Keluhan itu ia sampaikan kepada Menteri Perhubungan Jusman Syafii Djamal saat berkunjung ke menara kontrol Bandara Hang Nadim.

Menurut Indah, akibat pemutaran jalur terbang, maka jarak tempuh pesawat menjadi dua kali lipat semestinya. Biaya bahan bakar pun menjadi dua kali lipat.

Indah mengatakan, jika memaksa melewati daerah itu, maka tentara Singapura akan menembak pesawat. "Memang begitu, karena sudah diperingatkan," kata dia.
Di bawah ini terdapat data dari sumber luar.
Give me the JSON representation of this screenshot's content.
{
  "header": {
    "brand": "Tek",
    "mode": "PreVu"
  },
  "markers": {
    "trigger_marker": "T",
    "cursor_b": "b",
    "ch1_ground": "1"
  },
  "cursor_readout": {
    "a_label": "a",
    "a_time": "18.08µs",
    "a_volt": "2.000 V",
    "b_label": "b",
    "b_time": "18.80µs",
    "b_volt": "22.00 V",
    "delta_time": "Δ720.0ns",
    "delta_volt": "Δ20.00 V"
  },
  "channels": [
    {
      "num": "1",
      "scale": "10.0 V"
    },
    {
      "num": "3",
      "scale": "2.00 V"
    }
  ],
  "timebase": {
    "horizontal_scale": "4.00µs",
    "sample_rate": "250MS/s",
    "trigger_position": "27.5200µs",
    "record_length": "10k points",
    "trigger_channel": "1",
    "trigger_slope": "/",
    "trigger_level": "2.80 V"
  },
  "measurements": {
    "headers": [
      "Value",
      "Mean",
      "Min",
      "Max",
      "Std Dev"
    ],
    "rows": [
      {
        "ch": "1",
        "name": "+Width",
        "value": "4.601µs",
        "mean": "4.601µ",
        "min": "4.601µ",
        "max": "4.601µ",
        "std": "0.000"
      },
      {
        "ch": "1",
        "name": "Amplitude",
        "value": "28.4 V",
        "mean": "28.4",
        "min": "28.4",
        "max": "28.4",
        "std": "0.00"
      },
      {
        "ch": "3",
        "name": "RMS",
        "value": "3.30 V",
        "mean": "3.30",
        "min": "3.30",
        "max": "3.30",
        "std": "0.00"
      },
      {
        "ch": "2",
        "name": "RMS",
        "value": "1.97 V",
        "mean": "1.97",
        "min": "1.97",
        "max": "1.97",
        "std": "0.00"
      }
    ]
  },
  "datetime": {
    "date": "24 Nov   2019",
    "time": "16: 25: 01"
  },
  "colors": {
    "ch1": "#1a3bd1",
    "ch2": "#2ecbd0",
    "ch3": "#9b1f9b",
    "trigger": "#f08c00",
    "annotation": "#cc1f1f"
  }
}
Menurut Indah, pemutaran wilayah rute di daerah sendiri tidak masuk akal. "Masak kita tidak boleh lewat daerah negara kita sendiri," kata dia.

Sementara itu, Menteri Perhubungan Jusman Syafii Djamal mengatakan penerbangan Indonesia harus menghormati perjanjian yang sudah disepakati Indonesia dan Singapura.

"Memang tidak bisa dilewati. Itu wilayah militer. Memang jalurnya harus memutar," kata dia.

Ia mengatakan tidak bisa merevisi perjanjian itu karena dibuat instansi lain (Departemen Pertahanan). (Antara)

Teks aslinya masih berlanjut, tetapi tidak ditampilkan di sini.